Back in the early 90’s, Nintendo was much more trusting with their intellectual property, freely letting Hollywood do what they wanted. The result was the Super Mario Bros. Movie, one of the most reviled, most infamous bombs in movie history. Also hurt, to a lesser degree, was The Legend of Zelda, whose TV show was saddled with a “sassy” version of Link who said things like, “Excuuuuuse me, Princess!”

Rightly horrified, Nintendo vowed to never loan out their characters again. Thankfully, movies like Wreck-it Ralph, Sonic the Hedgehog, and Detective Pikachu convinced the powers that be to try making Mario a franchise star once more. Illumination’s resulting thought process was likely the following: “We get one chance to make this right. We need star power (ha, Mario pun) to ensure a hit. Chris Pratt’s a big name; he did such a great job in The Lego Movie. Let’s cast him.”


Moving on to Player 2 of this situation, Pratt himself isn’t a terrible choice. He has likable energy and an admirable work ethic. He’s also currently overexposed, starring in six projects this year alone.

Simultaneously, he’s not the most careful on social media, releasing a “loving” post of his new wife and purportedly dissing his child from his first marriage. Pratt has vehemently denied this interpretation, and I’m inclined to give him the benefit of the doubt here. I’ve seen interviews of him where he tells stories of his son, and he beams with a goofy dad energy.

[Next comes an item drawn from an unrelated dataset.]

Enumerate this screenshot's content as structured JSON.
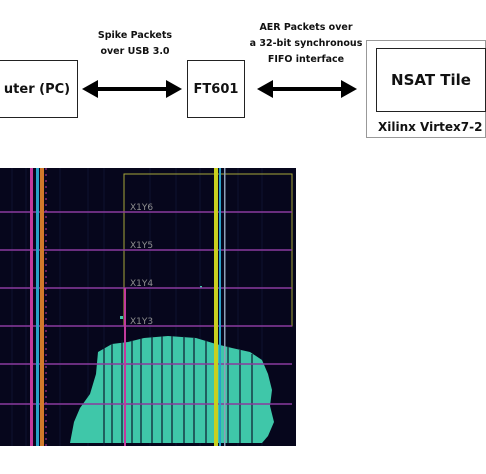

A matter where Pratt was, at best, naive, was his stint with the scandalous Hillsong United Church. In Pratt’s favor, he was a member of an offshoot congregation and was going through a tumultuous time in his life. Upon learning of their policies and their likely intention to leverage his star power for cultural attention, he distanced himself. These personal issues in Pratt’s life have somewhat soured his cultural credit. Hence, many on social media have expressed displeasure at his casting.


But wait, isn’t this issue about hiring real voice actors? Perhaps partially, but voice acting IS acting. Where were these keyboard activists when Danny DeVito was cast as The Lorax? Did social media raise a stink when Idris Elba was cast as Knuckles? Warner Bros. got nothing but praise for stunt casting Channing Tatum and Jonah Hill as Superman and Green Lantern respectively for Lego Batman. Yes, Charles Martinet has faithfully played Mario for decades, but video-game restrictions at the time required him to intensely emote into split-second soundbites. The result is charming in micro doses, but would become unbearable over a feature-length runtime.

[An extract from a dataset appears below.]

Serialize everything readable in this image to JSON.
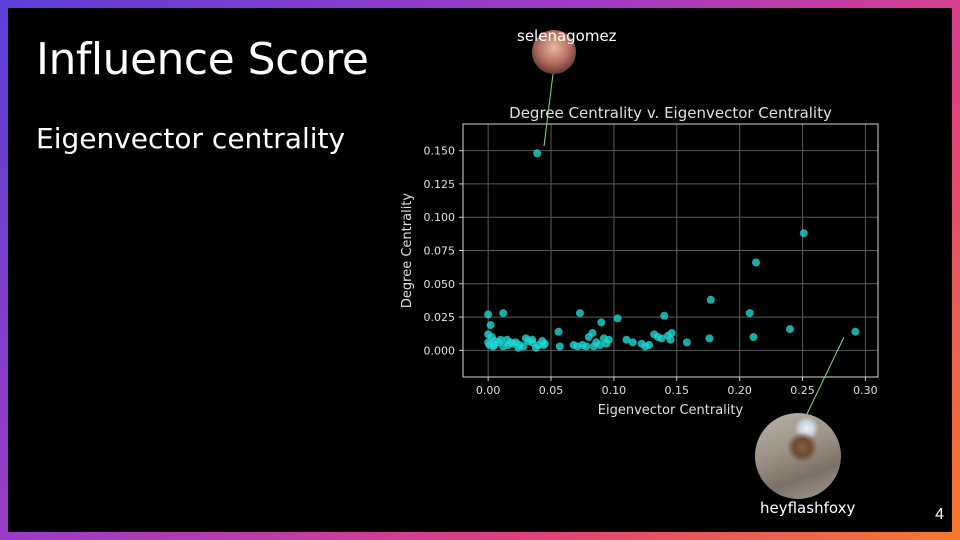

Therefore, either Illumination or Nintendo probably asked Pratt to tone down any affectation, making his recognizable voice a key draw. What social media likely meant to criticize, then, before snowballing into a frenzy, was the unnecessary casting of ANY celebrity. Mario IS the celebrity. Disney wouldn’t cast Daniel Day-Lewis as Mickey Mouse or Meryl Streep as Minnie–regardless of the gravitas they’d bring to the roles. Mickey Mouse plays Mickey Mouse. Moviegoers may be distracted by Pratt’s voice because they’ll be expecting to hear Mario. Come April, we’ll know for sure if this movie jumps to the top of the box-office flagpole or circles the drain pipe.

If The Internet got huffy over Mario’s voice, though, imagine the scrutiny and fervor if they introduce Waluigi in the sequel!